Interestingly, while the harbour defences of the Canal Zone were not tested during World War 2, there was one planned attack that would have bypassed them, another possible attack that might have done so – both involving aircraft, and a third type of attack (actually planned for New York harbour) which would have tested them, and likely found them wanting. The latter template was offered by a plan using Italian-built two-man midget submarines to attack shipping in the docks in New York. The Italians had made several successful attacks in the Mediterranean using frogmen and “human torpedoes” – and the midget submarines to be used in New York were more capable. Preparation and training got underway, but the plan was aborted in 1943 after the intended large Italian submarine mothership, based in Bordeaux, was sunk by the Royal Navy when on trials in the Bay of Biscay.

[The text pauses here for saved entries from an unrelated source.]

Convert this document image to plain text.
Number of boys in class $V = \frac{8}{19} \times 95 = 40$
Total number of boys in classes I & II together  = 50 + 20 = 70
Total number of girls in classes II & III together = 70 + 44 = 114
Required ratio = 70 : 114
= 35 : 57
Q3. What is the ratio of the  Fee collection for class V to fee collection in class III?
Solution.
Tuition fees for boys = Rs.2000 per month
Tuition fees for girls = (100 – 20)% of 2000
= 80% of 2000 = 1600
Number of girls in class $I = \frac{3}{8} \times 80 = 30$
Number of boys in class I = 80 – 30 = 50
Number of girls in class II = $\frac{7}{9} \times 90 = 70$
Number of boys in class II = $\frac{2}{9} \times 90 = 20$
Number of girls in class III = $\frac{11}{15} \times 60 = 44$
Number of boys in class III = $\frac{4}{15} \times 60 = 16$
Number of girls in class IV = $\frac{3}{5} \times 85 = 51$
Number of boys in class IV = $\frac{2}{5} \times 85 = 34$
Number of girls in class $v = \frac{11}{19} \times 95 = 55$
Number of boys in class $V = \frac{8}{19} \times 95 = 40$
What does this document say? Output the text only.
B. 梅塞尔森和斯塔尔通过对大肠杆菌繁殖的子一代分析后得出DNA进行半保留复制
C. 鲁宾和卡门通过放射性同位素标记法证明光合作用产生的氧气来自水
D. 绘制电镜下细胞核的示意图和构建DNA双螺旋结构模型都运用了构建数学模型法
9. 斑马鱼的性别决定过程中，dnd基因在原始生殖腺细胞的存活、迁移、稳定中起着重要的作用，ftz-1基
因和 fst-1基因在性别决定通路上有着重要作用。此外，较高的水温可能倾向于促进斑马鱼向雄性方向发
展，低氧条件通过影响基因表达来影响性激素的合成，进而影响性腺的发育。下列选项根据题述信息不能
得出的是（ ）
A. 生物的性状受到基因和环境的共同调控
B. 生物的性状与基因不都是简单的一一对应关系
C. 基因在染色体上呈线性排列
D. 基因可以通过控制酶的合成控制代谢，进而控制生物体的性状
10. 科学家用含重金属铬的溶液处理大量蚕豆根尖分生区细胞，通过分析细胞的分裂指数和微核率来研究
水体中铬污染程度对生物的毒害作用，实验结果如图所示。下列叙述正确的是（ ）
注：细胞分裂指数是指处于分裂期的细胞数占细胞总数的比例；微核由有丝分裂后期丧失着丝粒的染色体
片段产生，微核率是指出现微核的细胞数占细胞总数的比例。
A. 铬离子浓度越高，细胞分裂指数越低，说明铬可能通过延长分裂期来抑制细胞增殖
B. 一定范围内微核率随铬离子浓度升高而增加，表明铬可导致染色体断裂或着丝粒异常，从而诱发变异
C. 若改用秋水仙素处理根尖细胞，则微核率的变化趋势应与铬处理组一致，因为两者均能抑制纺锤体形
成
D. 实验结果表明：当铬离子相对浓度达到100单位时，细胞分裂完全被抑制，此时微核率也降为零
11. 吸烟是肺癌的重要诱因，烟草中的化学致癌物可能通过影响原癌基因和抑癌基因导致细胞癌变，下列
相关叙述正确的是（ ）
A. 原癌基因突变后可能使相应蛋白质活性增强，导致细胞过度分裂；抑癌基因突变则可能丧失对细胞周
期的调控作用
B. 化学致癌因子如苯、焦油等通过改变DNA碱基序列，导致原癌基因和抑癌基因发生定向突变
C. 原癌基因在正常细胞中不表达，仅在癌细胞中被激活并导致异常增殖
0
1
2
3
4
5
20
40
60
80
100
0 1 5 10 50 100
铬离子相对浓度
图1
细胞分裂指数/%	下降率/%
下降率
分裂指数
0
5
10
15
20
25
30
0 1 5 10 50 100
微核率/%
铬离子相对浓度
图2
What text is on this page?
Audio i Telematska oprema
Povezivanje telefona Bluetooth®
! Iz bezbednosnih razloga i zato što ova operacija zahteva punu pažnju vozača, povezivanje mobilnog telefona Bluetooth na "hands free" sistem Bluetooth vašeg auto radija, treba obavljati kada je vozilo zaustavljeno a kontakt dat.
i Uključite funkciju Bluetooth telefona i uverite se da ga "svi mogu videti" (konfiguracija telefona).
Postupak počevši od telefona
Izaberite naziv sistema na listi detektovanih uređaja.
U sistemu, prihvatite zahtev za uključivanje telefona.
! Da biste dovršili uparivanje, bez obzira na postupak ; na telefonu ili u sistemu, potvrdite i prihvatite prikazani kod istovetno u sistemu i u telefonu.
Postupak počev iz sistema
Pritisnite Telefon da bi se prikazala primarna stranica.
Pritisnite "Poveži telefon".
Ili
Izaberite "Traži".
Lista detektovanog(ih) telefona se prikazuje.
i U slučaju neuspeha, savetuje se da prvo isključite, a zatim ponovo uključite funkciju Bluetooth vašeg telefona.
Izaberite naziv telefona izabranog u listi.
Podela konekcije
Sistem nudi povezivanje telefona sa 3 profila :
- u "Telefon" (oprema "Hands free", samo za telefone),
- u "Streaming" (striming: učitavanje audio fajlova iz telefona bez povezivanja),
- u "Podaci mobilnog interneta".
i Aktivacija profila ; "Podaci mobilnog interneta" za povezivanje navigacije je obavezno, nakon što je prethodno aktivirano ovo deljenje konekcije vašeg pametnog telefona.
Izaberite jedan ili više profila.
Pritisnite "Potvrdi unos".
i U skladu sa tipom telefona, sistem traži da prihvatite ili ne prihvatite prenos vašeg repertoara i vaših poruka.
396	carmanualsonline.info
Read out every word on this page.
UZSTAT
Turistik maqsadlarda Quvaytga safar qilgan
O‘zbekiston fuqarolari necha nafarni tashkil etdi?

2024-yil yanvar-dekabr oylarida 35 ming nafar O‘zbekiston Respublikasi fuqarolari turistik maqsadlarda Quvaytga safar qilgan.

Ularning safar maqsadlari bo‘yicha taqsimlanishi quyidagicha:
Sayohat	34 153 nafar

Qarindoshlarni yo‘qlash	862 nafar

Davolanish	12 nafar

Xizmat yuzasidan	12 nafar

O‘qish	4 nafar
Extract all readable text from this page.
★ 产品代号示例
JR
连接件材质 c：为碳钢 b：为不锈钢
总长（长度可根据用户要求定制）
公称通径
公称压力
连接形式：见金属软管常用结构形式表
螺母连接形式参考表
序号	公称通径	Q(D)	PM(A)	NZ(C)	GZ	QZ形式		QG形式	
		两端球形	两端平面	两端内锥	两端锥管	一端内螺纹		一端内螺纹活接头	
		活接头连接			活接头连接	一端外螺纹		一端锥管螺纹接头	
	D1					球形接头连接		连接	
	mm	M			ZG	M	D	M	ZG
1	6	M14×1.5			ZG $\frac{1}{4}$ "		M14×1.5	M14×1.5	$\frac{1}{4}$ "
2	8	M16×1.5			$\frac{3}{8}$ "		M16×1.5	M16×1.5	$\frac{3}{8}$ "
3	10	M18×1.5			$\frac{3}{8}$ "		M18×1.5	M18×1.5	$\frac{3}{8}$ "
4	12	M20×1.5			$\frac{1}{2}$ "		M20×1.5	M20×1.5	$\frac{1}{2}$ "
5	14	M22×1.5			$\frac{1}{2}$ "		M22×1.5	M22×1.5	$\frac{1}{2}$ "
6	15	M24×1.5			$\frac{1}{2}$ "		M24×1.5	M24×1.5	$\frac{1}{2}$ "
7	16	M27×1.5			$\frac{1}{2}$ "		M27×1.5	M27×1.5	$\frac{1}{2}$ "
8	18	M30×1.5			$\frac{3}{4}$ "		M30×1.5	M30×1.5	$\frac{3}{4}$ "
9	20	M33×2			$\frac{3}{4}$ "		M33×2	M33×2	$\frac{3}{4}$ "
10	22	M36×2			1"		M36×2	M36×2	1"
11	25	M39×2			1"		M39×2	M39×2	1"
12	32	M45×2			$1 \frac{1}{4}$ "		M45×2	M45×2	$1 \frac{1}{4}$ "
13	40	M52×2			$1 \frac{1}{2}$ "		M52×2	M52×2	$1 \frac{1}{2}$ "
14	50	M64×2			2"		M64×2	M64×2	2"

As it was, although German U-boats did attack and sink vessels in the approaches to the Atlantic end of the Canal, they did not venture into the inshore waters themselves. The defences did not suffer the embarrassment of neighbouring Costa Rica, where a U-Boat entered Port Limon in mid-1942 and sank a merchant ship in the harbour.
Republic of Panamá
19 August 2022
 Developed by the Royal Navy and first tested at the end of World War 1, these used long lengths of cable on the sea floor to detect submarines. The system was used by the British during World War 2, both in home ports and in various Dominion and Allied countries. By 1942, the US had adopted the technology: http://indicatorloops.com/loopworks.htm
 These locks are at the Pacific end of the Canal, the Gatun Locks are at the Atlantic end.
 As the name suggest, where a ferry service operated. This was close to the Pacific entrance to the Canal, and where the Bridge of the Americas (opened in 1962) now lies, linking the North and South America land masses.
 Security and Defense of the Panama Canal 1903-2000 by Charles Morris, Panama Canal Commission: https://original-ufdc.uflib.ufl.edu/AA00047733/00001/6j
 DC current was used to monitor and test the mines, as well as signal to the shore that contact had been made. AC current would then be used to detonate the mine.
 The Army maintained one such mine planter ship in the Canal Zone (although two were used to plant the minefield in the Canal Zone in 1940). The Army ships are “mine planters”, as opposed to “minelayers”, which are the ships used by the Navy. Mine planters had to be of a fairly substantial size, despite being purely for coastal use, as they had to be able to carry several mines, plus the equipment (booms etc) to deploy or recover them.
 The U-Boat involved, U-161, was lost with all hands off Bahia, Brazil 3 months later, after an attack by a US Navy patrol bomber.